If you end up burdened, upset, lonely or coping with different uncomfortable feelings, your have to really feel “much less dangerous” is a real and legit want. In case your emotions are insufferable, and meals is the one device it’s important to provide help to cope, then thank goodness when you have meals. However generally, the kinder selection is to search out various technique of coping. For instance:

  • Search nurturing by, for instance, enjoying together with your canine or cat, taking a soothing stroll or a bubble tub, spending time gardening, doing a little yoga, or just resting and enjoyable.
  • Take care of your emotions by acknowledging what’s bothering you. Permitting your emotions to come back up reduces your have to push them down with meals.
  • Discover a completely different distraction. A analysis research from a number of years in the past randomized members to 2 teams. Each teams had been proven an emotionally anxious movie, then one of many teams was given entry to meals, whereas the opposite was not. The group with meals entry engaged in emotional consuming, and clearly the opposite group couldn’t. Ultimately, each teams felt higher in the identical period of time, which demonstrates that it’s time, not meals, that issues once we need to really feel a bit higher. So discovering a non-food method to distract your self whilst you trip out the clock may be useful.

The underside line is that emotional consuming each helps and hurts. Right here’s a easy, but insight-provoking train you are able to do. Take a bit of paper, and:

  • On one facet, write down the methods through which utilizing meals emotionally serves you
  • On the opposite facet, write down the methods through which utilizing meals emotionally disserves you
The (perhaps) shocking advantages of emotional consuming

Whereas there are actual advantages to discovering non-food methods to deal with stress, boredom and feelings, it’s additionally necessary to contemplate What occurs when meals is now not necessary for consolation and soothing?

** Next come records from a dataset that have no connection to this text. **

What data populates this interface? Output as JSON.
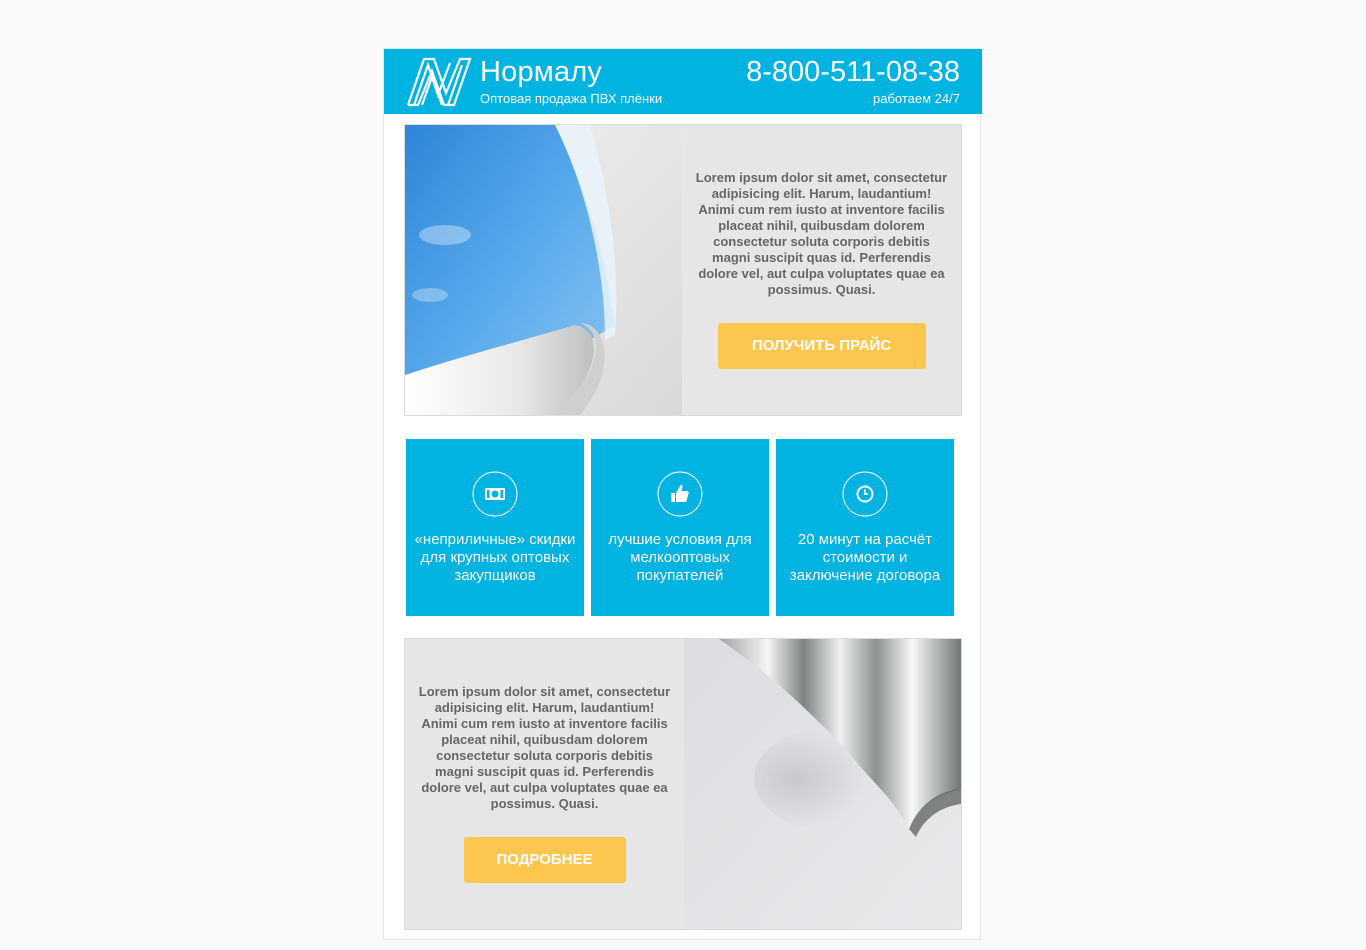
{
  "header": {
    "brand_name": "Нормалу",
    "tagline": "Оптовая продажа ПВХ плёнки",
    "phone": "8-800-511-08-38",
    "hours": "работаем 24/7"
  },
  "promo_top": {
    "text": "Lorem ipsum dolor sit amet, consectetur adipisicing elit. Harum, laudantium! Animi cum rem iusto at inventore facilis placeat nihil, quibusdam dolorem consectetur soluta corporis debitis magni suscipit quas id. Perferendis dolore vel, aut culpa voluptates quae ea possimus. Quasi.",
    "button_label": "ПОЛУЧИТЬ ПРАЙС",
    "image_icon": "blue-pvc-film-curl-image"
  },
  "features": [
    {
      "icon": "money-icon",
      "text": "«неприличные» скидки для крупных оптовых закупщиков"
    },
    {
      "icon": "thumbs-up-icon",
      "text": "лучшие условия для мелкооптовых покупателей"
    },
    {
      "icon": "clock-icon",
      "text": "20 минут на расчёт стоимости и заключение договора"
    }
  ],
  "promo_bottom": {
    "text": "Lorem ipsum dolor sit amet, consectetur adipisicing elit. Harum, laudantium! Animi cum rem iusto at inventore facilis placeat nihil, quibusdam dolorem consectetur soluta corporis debitis magni suscipit quas id. Perferendis dolore vel, aut culpa voluptates quae ea possimus. Quasi.",
    "button_label": "ПОДРОБНЕЕ",
    "image_icon": "silver-film-curl-image"
  },
  "colors": {
    "brand": "#00b3e1",
    "accent": "#fdc74f",
    "panel": "#e6e6e6",
    "text": "#666666"
  }
}
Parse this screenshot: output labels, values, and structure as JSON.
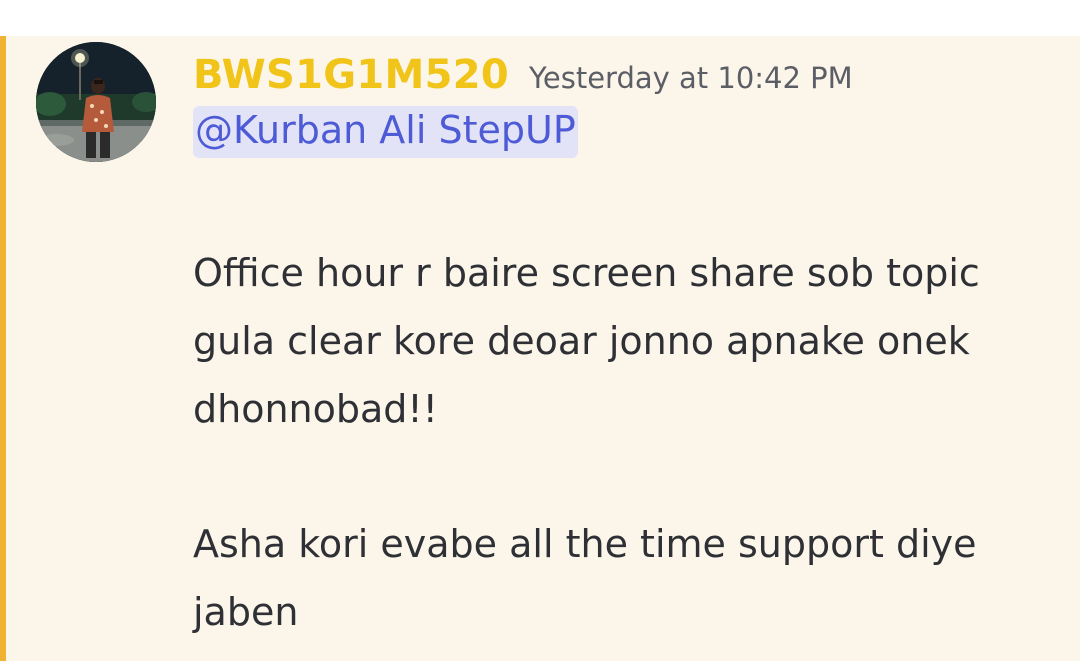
{
  "message": {
    "author": {
      "username": "BWS1G1M520",
      "username_color": "#f0c419",
      "avatar": "avatar-photo-icon"
    },
    "timestamp": "Yesterday at 10:42 PM",
    "mention": "@Kurban Ali StepUP",
    "paragraphs": [
      "Office hour r baire screen share sob topic gula clear kore deoar jonno apnake onek dhonnobad!!",
      "Asha kori evabe all the time support diye jaben"
    ],
    "highlight_color": "#f0b232",
    "background_color": "#fcf6ea"
  }
}
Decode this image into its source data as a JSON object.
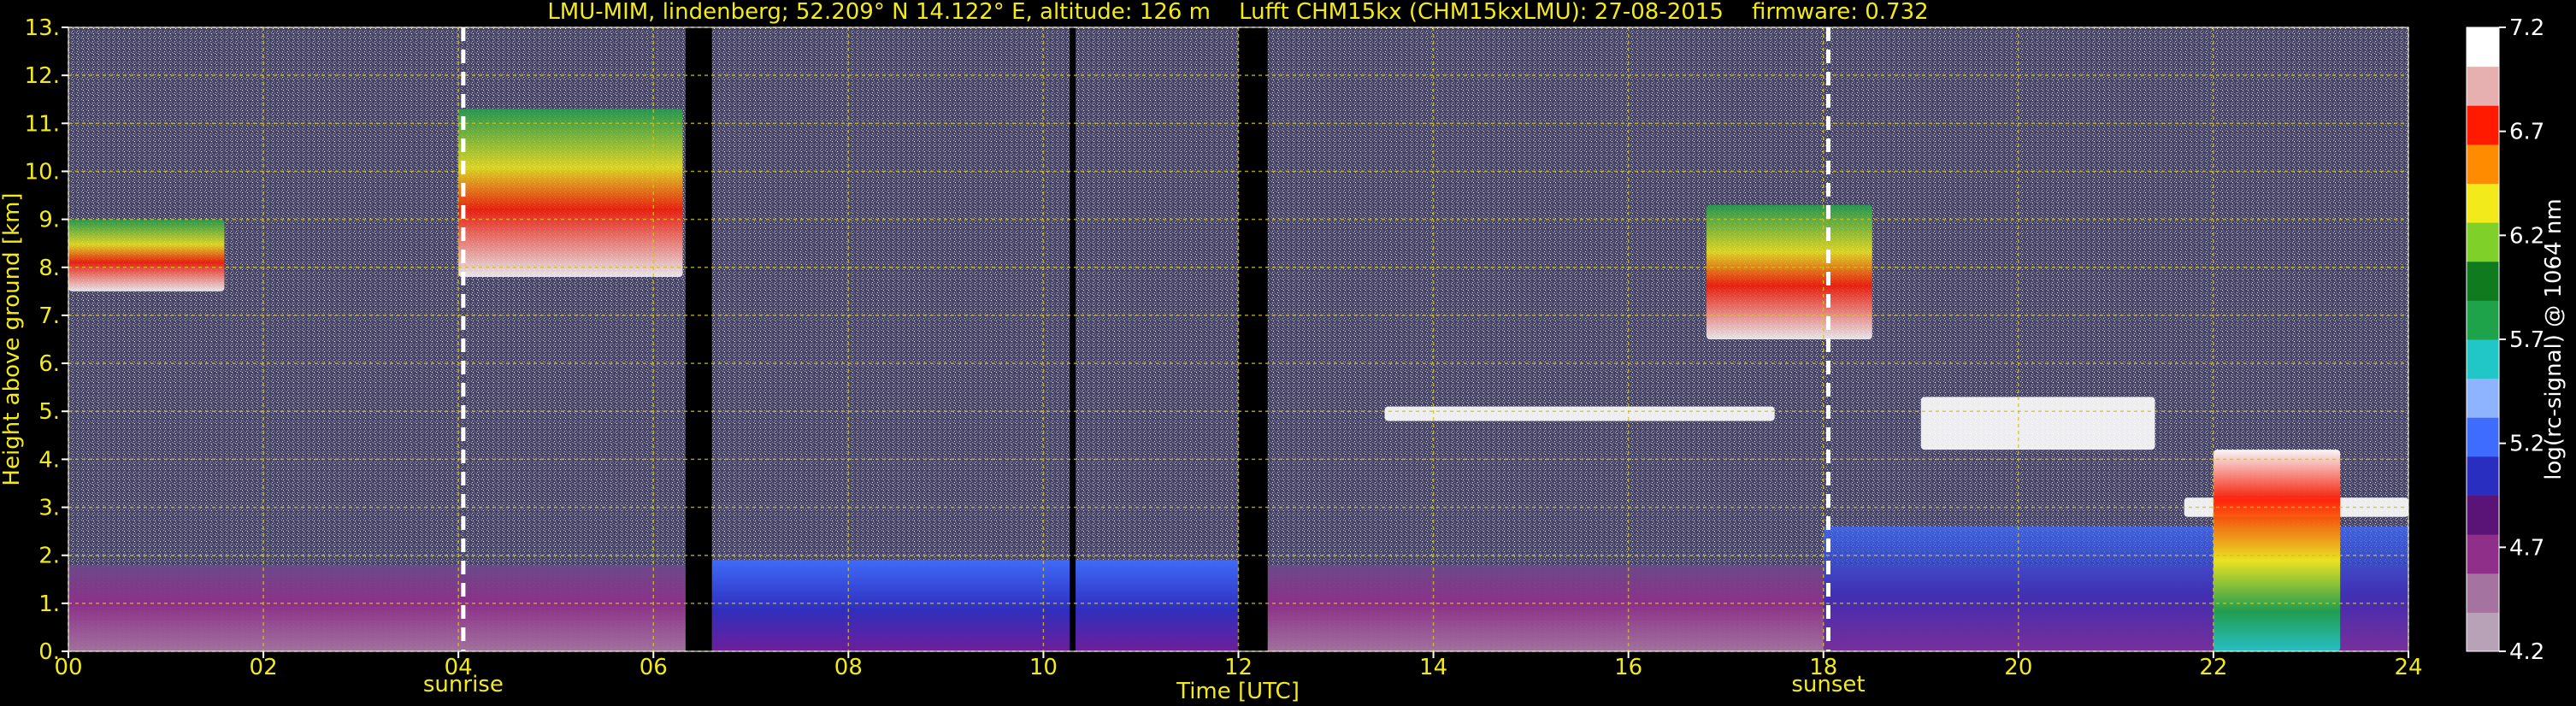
{
  "chart_data": {
    "type": "heatmap",
    "title": "LMU-MIM, lindenberg; 52.209° N 14.122° E, altitude: 126 m    Lufft CHM15kx (CHM15kxLMU): 27-08-2015    firmware: 0.732",
    "xlabel": "Time [UTC]",
    "ylabel": "Height above ground [km]",
    "colorbar_label": "log(rc-signal) @ 1064 nm",
    "xlim": [
      0,
      24
    ],
    "ylim": [
      0,
      13
    ],
    "x_ticks": [
      "00",
      "02",
      "04",
      "06",
      "08",
      "10",
      "12",
      "14",
      "16",
      "18",
      "20",
      "22",
      "24"
    ],
    "x_tick_values": [
      0,
      2,
      4,
      6,
      8,
      10,
      12,
      14,
      16,
      18,
      20,
      22,
      24
    ],
    "y_ticks": [
      "0.",
      "1.",
      "2.",
      "3.",
      "4.",
      "5.",
      "6.",
      "7.",
      "8.",
      "9.",
      "10.",
      "11.",
      "12.",
      "13."
    ],
    "y_tick_values": [
      0,
      1,
      2,
      3,
      4,
      5,
      6,
      7,
      8,
      9,
      10,
      11,
      12,
      13
    ],
    "colorbar_ticks": [
      "4.2",
      "4.7",
      "5.2",
      "5.7",
      "6.2",
      "6.7",
      "7.2"
    ],
    "colorbar_tick_values": [
      4.2,
      4.7,
      5.2,
      5.7,
      6.2,
      6.7,
      7.2
    ],
    "colorbar_range": [
      4.2,
      7.2
    ],
    "colorbar_colors": [
      "#b8a2b8",
      "#a5739f",
      "#8f2f8a",
      "#5a1478",
      "#2a2ec0",
      "#3d6cff",
      "#8fb4ff",
      "#21c6c6",
      "#1fa34a",
      "#0f7a1e",
      "#7fd12a",
      "#f2ea1a",
      "#ff8c00",
      "#ff1a00",
      "#e6b0b0",
      "#ffffff"
    ],
    "markers": [
      {
        "label": "sunrise",
        "time": 4.05
      },
      {
        "label": "sunset",
        "time": 18.05
      }
    ],
    "data_gaps": [
      [
        6.33,
        6.6
      ],
      [
        10.27,
        10.33
      ],
      [
        12.0,
        12.3
      ]
    ],
    "features": [
      {
        "kind": "boundary layer",
        "t_start": 0,
        "t_end": 24,
        "top_km": 1.8
      },
      {
        "kind": "cirrus",
        "t_start": 0,
        "t_end": 1.6,
        "base_km": 7.5,
        "top_km": 9.0
      },
      {
        "kind": "cirrus",
        "t_start": 4.0,
        "t_end": 6.3,
        "base_km": 7.8,
        "top_km": 11.3
      },
      {
        "kind": "cirrus",
        "t_start": 16.8,
        "t_end": 18.5,
        "base_km": 6.5,
        "top_km": 9.3
      },
      {
        "kind": "mid-level cloud",
        "t_start": 13.5,
        "t_end": 17.5,
        "base_km": 4.8,
        "top_km": 5.1
      },
      {
        "kind": "mid-level cloud",
        "t_start": 19.0,
        "t_end": 21.4,
        "base_km": 4.2,
        "top_km": 5.3
      },
      {
        "kind": "low cloud",
        "t_start": 21.7,
        "t_end": 24,
        "base_km": 2.8,
        "top_km": 3.2
      },
      {
        "kind": "precipitation",
        "t_start": 22.0,
        "t_end": 23.3,
        "base_km": 0.0,
        "top_km": 4.2
      }
    ],
    "grid": true,
    "legend": "colorbar right"
  }
}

  • You don’t have the advantages of utilizing meals, which may be unhappy. Plus you’re caught experiencing your emotions.
  • And, these emotions could really feel stronger since you’re not protecting them up, which nudges some individuals to hunt counseling as a method to lastly course of them.

Apart from the truth that for some individuals, a number of the time, meals is the one device out there to make insufferable emotions really feel not SO insufferable, emotional consuming can have one other shocking profit—it could actually function a purple flag that one thing is occurring.

It may be a clue that your life is unbalanced with too many obligations, too little rest, or that one thing is simply not fairly proper for one more motive. It might appear unusual, however on this means, the urge to eat emotionally could be a present, should you discover the urge, then ask your self the am I hungry, what am I feeling, what do I would like questions.

As I discussed once I talked concerning the emotional consuming continuum, emotional consuming isn’t an issue if you use meals to nurture your self in a constructive, wholesome means. This contains selecting meals that really fulfill you, in addition to issues like hen soup if you’re sick or scorching cocoa when the climate exterior is dreary. It’s if you transfer down the continuum that it’s necessary to probe deeper about what’s occurring, bringing within the trifecta of compassionate self-awareness, curiosity and non-judgment.

Subsequent week, I’ll discuss Precept 8: Respect Your Physique.

This submit comprises Amazon Affiliate hyperlinks. As an Amazon Affiliate I earn from qualifying purchases.


Carrie Dennett is a Pacific Northwest-based registered dietitian nutritionist, freelance author, intuitive consuming counselor, creator, and speaker. Her superpowers embrace busting diet myths and empowering girls to really feel higher of their our bodies and make meals decisions that help pleasure, diet and well being.